All three companies have multiple share classes that empower insiders with super voting rights to seal or block potential deals.

Billionaire Shari Redstone and her father Sumner control about 80 per cent of the voting stock at Viacom, while cable billionaire John Malone holds a 28 per cent voting stake in Discovery, based in Silver Spring, Maryland, according to filings. Discovery’s sales totalled $6.5 billion in the past year. Discovery shares rose 7.9 per cent in late trading.

Family members associated with Scripps Networks, based in Knoxville, Tennessee, control 92 per cent of the company’s voting rights.

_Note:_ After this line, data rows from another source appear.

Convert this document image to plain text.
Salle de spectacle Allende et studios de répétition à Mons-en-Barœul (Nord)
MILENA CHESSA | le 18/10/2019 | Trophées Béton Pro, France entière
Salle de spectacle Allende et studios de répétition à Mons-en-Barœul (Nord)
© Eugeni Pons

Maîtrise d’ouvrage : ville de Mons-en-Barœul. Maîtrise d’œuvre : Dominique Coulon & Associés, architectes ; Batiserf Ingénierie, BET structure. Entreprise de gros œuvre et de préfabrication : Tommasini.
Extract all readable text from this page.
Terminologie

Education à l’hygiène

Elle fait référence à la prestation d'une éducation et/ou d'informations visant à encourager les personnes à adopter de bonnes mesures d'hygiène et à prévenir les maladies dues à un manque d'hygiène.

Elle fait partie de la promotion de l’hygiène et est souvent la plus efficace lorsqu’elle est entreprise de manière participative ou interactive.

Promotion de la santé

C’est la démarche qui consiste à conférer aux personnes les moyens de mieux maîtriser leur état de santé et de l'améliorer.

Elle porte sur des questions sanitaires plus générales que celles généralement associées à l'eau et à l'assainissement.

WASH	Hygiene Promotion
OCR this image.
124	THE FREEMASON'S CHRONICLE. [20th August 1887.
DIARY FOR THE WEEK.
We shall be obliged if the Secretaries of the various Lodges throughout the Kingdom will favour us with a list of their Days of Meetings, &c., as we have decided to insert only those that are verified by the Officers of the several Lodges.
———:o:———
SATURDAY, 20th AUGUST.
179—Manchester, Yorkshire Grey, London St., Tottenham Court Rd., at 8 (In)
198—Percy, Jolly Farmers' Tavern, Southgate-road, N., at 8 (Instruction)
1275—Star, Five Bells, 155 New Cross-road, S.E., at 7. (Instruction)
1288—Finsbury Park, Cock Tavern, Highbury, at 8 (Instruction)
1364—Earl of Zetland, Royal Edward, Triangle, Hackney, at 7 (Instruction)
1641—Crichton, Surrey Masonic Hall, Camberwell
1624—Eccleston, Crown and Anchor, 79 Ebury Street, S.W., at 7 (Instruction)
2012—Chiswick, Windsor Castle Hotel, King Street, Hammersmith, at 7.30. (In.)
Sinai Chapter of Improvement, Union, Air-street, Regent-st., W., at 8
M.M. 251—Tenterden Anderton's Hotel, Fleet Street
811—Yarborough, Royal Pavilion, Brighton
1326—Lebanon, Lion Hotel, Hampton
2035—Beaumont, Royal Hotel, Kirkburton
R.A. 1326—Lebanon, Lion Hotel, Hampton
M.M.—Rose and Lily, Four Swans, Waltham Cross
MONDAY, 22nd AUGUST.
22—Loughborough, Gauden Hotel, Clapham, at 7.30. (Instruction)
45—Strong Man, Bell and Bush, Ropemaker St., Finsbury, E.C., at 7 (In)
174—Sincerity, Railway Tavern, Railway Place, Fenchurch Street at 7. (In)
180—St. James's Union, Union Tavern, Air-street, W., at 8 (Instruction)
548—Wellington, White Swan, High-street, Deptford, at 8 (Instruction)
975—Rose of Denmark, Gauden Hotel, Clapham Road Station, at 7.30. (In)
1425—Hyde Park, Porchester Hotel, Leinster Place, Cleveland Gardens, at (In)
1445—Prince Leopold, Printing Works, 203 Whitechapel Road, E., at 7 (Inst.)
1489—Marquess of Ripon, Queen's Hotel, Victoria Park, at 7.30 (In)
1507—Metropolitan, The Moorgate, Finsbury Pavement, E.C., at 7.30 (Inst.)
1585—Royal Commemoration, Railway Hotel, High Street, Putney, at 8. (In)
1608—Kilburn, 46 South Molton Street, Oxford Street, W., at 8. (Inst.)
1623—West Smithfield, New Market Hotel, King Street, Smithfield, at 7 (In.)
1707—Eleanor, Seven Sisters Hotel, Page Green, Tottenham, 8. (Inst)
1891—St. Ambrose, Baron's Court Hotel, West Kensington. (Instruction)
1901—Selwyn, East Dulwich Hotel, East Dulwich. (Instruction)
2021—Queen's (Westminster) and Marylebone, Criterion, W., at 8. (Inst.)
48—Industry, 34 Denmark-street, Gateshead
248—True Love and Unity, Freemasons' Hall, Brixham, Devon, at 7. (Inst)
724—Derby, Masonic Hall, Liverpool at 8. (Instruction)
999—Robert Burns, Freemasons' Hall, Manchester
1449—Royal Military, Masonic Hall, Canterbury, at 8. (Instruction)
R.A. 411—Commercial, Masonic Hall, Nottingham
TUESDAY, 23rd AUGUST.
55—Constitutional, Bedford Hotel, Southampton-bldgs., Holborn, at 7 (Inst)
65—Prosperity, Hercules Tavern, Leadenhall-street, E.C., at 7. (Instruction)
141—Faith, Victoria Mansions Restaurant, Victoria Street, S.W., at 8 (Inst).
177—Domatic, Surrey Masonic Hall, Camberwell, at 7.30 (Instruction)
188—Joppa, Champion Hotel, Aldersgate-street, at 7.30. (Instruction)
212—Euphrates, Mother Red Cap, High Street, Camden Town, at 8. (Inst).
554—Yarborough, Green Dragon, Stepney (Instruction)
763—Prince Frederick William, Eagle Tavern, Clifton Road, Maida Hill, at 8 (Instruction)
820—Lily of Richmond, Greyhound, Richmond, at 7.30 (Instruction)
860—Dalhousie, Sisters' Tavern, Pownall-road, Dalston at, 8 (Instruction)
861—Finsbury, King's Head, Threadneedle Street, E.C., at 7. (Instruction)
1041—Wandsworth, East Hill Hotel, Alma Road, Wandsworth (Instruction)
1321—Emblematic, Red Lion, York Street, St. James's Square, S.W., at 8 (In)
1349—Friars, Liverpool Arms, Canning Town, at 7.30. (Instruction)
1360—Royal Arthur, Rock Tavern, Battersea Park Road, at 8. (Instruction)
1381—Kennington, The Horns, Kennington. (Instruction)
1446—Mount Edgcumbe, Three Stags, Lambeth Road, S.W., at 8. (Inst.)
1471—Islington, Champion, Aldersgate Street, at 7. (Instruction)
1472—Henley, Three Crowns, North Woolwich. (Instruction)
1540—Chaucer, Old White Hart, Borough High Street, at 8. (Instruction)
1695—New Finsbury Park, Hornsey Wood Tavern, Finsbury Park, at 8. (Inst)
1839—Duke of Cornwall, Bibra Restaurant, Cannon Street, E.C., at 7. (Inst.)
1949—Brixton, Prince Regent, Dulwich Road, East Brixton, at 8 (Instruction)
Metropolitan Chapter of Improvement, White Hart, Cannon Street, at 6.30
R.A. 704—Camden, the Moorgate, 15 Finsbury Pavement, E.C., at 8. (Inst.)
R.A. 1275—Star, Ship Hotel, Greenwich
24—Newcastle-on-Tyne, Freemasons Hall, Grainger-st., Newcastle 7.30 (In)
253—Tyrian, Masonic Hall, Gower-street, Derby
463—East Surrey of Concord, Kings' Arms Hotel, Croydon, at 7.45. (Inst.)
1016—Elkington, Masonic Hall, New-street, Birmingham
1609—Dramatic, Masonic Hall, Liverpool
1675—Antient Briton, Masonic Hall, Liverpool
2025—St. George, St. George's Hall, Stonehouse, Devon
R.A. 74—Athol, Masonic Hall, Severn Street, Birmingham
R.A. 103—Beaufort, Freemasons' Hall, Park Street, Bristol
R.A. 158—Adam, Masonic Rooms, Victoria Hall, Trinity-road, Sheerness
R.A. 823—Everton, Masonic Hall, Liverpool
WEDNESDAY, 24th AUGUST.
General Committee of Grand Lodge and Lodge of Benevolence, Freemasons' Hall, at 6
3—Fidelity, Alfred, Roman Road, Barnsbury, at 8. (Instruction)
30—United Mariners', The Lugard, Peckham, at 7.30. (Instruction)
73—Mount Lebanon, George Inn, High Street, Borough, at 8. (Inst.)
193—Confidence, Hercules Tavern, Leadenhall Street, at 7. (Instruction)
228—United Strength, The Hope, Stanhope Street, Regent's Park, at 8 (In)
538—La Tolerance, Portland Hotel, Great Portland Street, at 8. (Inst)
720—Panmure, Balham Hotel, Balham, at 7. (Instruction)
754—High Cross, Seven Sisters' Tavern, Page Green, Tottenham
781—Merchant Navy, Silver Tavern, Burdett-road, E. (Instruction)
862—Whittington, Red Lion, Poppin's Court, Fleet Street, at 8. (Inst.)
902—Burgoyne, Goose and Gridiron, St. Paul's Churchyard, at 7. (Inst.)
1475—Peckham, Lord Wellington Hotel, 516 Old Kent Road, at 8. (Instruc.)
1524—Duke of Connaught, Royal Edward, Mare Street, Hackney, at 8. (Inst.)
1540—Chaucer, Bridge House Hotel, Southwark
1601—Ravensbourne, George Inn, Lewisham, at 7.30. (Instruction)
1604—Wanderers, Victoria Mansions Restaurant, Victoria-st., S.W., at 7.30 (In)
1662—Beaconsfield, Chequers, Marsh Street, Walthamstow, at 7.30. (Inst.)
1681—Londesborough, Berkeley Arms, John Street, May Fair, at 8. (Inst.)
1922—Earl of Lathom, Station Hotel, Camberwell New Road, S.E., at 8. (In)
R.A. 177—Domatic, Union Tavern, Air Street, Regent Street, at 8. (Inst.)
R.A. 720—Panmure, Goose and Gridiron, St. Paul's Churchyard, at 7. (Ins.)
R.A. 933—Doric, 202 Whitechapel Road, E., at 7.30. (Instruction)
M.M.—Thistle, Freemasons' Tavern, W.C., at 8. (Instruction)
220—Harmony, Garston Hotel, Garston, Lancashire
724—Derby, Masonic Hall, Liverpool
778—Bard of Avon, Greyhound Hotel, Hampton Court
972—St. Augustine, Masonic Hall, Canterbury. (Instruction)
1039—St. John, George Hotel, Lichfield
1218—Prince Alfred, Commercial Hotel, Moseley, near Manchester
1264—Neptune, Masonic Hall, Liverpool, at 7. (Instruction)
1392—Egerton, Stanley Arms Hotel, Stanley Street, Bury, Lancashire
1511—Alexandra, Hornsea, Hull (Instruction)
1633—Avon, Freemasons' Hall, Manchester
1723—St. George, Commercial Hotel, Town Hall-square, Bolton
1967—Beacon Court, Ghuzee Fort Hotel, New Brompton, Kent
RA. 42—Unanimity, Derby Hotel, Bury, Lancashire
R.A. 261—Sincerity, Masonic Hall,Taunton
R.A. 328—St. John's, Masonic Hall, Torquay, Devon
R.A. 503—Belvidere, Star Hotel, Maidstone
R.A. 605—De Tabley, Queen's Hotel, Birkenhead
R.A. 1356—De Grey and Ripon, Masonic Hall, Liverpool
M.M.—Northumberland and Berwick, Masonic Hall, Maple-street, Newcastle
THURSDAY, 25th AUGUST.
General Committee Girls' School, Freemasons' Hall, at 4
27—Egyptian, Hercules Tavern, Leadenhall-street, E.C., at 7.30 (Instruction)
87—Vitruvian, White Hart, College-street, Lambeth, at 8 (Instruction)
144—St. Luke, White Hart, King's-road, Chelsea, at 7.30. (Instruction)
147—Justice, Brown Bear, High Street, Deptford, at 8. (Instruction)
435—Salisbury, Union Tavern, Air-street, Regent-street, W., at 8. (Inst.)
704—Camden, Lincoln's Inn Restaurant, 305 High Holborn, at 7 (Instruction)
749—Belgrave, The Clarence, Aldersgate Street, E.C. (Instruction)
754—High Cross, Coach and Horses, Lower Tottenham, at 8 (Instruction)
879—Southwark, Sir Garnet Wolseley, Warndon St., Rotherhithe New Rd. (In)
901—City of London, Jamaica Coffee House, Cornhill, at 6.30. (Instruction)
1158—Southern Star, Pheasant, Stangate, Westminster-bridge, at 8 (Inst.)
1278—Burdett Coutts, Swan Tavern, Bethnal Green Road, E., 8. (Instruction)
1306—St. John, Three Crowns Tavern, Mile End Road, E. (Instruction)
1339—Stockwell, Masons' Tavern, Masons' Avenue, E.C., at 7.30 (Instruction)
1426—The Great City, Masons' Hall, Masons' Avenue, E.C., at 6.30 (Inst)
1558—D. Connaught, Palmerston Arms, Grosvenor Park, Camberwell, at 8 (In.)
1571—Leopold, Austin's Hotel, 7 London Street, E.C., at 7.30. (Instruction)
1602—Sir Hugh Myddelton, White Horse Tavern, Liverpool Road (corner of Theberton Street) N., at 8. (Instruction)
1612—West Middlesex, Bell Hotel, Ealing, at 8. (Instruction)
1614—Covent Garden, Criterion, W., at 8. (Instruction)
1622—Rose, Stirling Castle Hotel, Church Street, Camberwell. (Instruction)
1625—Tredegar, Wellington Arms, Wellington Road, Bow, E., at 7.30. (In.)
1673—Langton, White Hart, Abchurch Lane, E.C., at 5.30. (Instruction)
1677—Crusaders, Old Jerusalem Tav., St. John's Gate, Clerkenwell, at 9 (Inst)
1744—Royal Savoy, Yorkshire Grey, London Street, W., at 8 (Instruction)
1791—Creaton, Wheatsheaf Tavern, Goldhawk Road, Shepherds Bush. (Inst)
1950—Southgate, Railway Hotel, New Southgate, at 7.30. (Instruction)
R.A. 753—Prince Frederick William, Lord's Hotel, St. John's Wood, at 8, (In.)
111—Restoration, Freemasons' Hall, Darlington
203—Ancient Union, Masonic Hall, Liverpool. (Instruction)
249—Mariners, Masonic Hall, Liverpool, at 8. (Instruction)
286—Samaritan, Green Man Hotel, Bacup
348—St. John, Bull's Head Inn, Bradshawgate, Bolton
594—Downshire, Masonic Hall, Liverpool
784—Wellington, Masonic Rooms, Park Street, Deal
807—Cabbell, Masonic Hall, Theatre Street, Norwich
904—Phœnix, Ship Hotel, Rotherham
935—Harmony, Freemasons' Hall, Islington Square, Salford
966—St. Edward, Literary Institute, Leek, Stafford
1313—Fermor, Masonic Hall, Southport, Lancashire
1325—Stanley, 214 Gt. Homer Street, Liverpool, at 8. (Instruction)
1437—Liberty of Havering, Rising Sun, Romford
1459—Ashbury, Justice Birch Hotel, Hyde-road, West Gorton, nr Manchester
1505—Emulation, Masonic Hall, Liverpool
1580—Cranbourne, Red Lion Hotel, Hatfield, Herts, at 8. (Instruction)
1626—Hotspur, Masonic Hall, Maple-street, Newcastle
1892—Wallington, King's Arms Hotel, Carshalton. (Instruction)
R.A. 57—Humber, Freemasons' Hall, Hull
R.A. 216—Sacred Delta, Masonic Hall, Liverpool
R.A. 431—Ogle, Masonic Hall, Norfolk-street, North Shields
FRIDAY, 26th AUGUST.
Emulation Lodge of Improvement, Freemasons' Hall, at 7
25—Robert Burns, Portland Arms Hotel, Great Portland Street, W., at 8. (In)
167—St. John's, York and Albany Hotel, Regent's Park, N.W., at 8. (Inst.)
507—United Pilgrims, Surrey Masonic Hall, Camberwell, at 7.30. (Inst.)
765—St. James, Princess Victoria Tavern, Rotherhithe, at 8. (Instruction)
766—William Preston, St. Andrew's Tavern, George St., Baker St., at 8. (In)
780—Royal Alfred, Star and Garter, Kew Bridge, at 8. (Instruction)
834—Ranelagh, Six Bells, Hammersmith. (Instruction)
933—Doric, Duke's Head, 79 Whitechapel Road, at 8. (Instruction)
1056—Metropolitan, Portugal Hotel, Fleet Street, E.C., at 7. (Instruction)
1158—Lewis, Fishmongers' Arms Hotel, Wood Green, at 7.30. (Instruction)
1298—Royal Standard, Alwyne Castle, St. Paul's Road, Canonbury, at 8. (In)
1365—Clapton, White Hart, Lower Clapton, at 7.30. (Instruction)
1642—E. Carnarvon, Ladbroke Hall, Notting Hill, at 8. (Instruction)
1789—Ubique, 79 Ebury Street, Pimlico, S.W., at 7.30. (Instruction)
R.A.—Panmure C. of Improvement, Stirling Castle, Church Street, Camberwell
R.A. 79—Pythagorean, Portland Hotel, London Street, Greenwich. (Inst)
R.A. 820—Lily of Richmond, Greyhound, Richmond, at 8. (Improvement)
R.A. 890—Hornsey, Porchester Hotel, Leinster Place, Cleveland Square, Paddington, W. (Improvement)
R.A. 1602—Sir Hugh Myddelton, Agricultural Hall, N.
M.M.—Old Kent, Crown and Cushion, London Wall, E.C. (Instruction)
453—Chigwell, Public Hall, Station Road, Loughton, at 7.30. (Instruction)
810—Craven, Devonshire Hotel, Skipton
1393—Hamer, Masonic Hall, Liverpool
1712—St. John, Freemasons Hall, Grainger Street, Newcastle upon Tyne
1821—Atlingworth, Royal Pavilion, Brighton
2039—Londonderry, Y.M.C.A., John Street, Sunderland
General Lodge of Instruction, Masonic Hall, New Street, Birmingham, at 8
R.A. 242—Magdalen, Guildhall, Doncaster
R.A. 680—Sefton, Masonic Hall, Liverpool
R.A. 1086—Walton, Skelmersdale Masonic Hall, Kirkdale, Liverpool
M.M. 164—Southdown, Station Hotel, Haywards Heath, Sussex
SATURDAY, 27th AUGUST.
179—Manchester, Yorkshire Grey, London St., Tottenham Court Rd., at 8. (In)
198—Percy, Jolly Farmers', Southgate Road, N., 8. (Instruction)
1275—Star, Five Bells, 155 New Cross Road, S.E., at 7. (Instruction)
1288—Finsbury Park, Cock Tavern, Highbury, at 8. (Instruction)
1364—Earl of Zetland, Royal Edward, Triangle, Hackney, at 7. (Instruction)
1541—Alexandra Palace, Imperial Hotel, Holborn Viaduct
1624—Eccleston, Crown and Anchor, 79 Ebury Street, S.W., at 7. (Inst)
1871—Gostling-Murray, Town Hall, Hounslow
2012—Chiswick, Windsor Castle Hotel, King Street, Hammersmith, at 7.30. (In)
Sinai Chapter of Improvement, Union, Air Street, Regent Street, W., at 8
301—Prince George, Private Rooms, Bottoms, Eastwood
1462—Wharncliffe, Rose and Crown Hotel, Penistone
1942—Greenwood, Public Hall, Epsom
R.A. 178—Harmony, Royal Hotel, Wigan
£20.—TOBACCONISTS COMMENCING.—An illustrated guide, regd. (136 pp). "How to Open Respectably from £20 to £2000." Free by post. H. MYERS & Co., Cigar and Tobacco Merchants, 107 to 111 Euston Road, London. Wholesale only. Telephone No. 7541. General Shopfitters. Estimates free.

Revenue there totalled $3.4 billion last year.

Adding to the pressure on cable networks, pay-TV distributors like Charter Communications and ATandT have grown through acquisitions in recent years, leading investors to conclude smaller channel owners also need to combine as well to keep pace.

Cable and satellite-TV providers pay fees to network owners for the right to carry their channels, and the negotiations have gotten even more intense now that more pay-TV subscribers are cutting the cord.

Smaller media companies have struggled to earn a position for their networks in new TV packages that offer a more select line-up of channels, known in the industry as skinny bundles.

Hulu and YouTube left Discovery’s networks out of their new services, and YouTube also didn’t include programming from Scripps. Viacom isn’t in either of those packages.

Even larger cable-network owners have been grappling with the changes in the industry. Time Warner, home of TNT and HBO, agreed last year to an $85.4 billion takeover by ATandT. Walt Disney, which owns ESPN, is developing an online service to reach sports fans who aren’t using traditional cable.

Though small, Scripps has valuable assets in HGTV, Travel Channel and Food Network. HGTV is the fourth-most watched US network in prime time this year, with an average of 1.51 million viewers a night through July 16th, according to Nielsen data. The Discovery Channel is ranked 11th, with 1.18 million viewers.

In December, Scripps chief executive Ken Lowe told Bloomberg that his company was better off being small and can thrive “as long as we are good storytellers.”

“Everything is not going to be a Comcast-NBC brand or ATandT-Time Warner brand,” Lowe said in an interview. “There’s going to be some interesting vibrant brands that will still hang in there.”